The DIME method can be modified to account for extra costs like retirement funding or medical expenses.
Alternative Methods
You can also use a number of additional, sometimes complicated methods to figure out how much life insurance you require. The Human Life Value approach, for instance, makes use of more intricate calculations to determine the present economic value of your expected future earnings over a specified period of time. Additionally, you could decide on the number of years and the annual sum you'd like to give your survivors in the form of an income or income supplement. Then, based on a conservative rate of interest, you can use a financial calculator to determine a death benefit that could provide that sum.
The 10-times-income rule is most likely the simplest to calculate, but this ease of use could reduce its accuracy.
Salty Grains
You can get a general idea of the appropriate coverage amount by using rules of thumb. But it's crucial to conduct a careful analysis of your family's needs when choosing something as significant as life insurance. Here are some ways the income rule of thumb can be inadequate:
People without jobs are ignored, perhaps because they are taking care of children. You might assume that if you have no income, you need very little to no insurance. However, it can be expensive to substitute for a parent who stays at home. According to a 2018 study, a stay-at-home parent is worth roughly $162,581.
You might purchase a policy that is too small if your income is currently low but expected to increase.
The 10x rule may not provide you with enough insurance to cover your debts if you have high debt levels in comparison to your income.

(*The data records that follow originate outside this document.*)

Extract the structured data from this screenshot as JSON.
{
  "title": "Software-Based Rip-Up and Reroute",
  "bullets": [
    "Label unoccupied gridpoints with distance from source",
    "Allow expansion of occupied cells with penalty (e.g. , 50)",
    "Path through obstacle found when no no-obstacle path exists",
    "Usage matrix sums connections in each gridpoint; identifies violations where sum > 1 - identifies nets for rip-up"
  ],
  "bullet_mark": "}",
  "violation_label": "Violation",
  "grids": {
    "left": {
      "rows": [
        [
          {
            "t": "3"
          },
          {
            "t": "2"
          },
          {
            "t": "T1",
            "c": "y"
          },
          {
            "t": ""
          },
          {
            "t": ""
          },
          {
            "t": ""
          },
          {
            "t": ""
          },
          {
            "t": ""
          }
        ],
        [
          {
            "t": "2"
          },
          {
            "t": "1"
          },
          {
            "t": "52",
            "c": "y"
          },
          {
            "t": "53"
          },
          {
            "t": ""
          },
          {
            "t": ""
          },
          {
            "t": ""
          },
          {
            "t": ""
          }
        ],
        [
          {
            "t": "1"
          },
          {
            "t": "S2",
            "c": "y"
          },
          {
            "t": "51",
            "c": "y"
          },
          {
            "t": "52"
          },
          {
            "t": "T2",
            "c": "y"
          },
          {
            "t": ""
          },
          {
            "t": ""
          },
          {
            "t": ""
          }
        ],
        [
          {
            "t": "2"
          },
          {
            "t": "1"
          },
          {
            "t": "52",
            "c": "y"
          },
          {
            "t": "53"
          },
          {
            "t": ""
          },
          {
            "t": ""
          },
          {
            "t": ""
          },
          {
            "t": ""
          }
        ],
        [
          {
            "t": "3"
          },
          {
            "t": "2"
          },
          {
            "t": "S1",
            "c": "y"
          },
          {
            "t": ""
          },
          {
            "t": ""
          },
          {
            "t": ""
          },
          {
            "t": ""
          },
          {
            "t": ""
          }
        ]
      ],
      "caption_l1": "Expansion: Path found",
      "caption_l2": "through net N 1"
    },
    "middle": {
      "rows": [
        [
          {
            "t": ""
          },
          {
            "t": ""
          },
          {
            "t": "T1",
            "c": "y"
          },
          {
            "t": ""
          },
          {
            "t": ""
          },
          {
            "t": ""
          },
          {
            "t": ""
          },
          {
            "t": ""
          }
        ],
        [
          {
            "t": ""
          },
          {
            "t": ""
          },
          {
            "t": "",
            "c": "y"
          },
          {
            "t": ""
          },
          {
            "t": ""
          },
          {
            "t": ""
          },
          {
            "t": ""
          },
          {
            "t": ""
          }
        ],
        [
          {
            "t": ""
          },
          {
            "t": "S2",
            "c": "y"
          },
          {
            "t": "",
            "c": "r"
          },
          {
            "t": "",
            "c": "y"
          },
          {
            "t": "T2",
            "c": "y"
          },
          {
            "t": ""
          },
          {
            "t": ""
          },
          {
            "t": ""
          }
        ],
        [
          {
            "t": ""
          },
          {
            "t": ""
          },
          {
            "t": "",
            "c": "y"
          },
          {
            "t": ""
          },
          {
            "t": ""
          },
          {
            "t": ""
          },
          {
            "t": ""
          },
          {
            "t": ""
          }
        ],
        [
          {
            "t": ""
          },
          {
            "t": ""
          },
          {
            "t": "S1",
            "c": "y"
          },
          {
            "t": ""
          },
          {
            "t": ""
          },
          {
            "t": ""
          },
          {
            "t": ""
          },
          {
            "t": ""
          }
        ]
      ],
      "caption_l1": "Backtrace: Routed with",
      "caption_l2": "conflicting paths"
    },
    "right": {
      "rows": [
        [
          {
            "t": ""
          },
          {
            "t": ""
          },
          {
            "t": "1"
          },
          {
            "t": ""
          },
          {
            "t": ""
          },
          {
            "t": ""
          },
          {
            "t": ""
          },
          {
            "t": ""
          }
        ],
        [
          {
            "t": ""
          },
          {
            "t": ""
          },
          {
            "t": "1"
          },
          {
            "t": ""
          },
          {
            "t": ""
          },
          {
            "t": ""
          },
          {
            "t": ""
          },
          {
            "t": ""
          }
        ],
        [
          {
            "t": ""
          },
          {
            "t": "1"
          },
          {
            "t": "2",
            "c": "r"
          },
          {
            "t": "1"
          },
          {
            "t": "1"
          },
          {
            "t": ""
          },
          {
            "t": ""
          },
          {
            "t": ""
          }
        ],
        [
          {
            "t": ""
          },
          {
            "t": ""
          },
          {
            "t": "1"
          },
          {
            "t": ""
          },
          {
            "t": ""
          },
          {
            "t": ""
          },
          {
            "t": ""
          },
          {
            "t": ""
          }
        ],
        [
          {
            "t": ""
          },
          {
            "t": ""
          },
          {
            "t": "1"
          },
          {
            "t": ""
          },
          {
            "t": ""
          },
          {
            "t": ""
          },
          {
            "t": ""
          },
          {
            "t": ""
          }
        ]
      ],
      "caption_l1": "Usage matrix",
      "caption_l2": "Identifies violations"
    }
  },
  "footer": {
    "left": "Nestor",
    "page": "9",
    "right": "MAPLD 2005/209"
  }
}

Family members with special needs might need extra money to get the care they need.
Your existing assets are disregarded by the rule. You might not require additional life insurance if you are self-sufficient financially.
How Can I Determine the Amount of Life Insurance I Need?
If you decide to go by a rule of thumb based on your income, multiply your gross income (before taxes and other payroll deductions) by your multiplier. For example, if your annual salary is $70,000 and you want to receive ten times that amount, multiply $70,000 by ten to get $700,000 (or simply add a 0 to your annual income). You can use this formula for each wage earner in your household. For instance, using this rule of thumb, two parents making $70,000 each would each buy $700,000 worth of insurance.
Although it is impossible to predict the future, it is essential to try to determine the ideal death benefit. Your loved ones may suffer financially after your passing if you have inadequate insurance. However, if you have more insurance than is necessary, you'll pay more in premiums (which is rarely, if ever, the case when a policy pays out).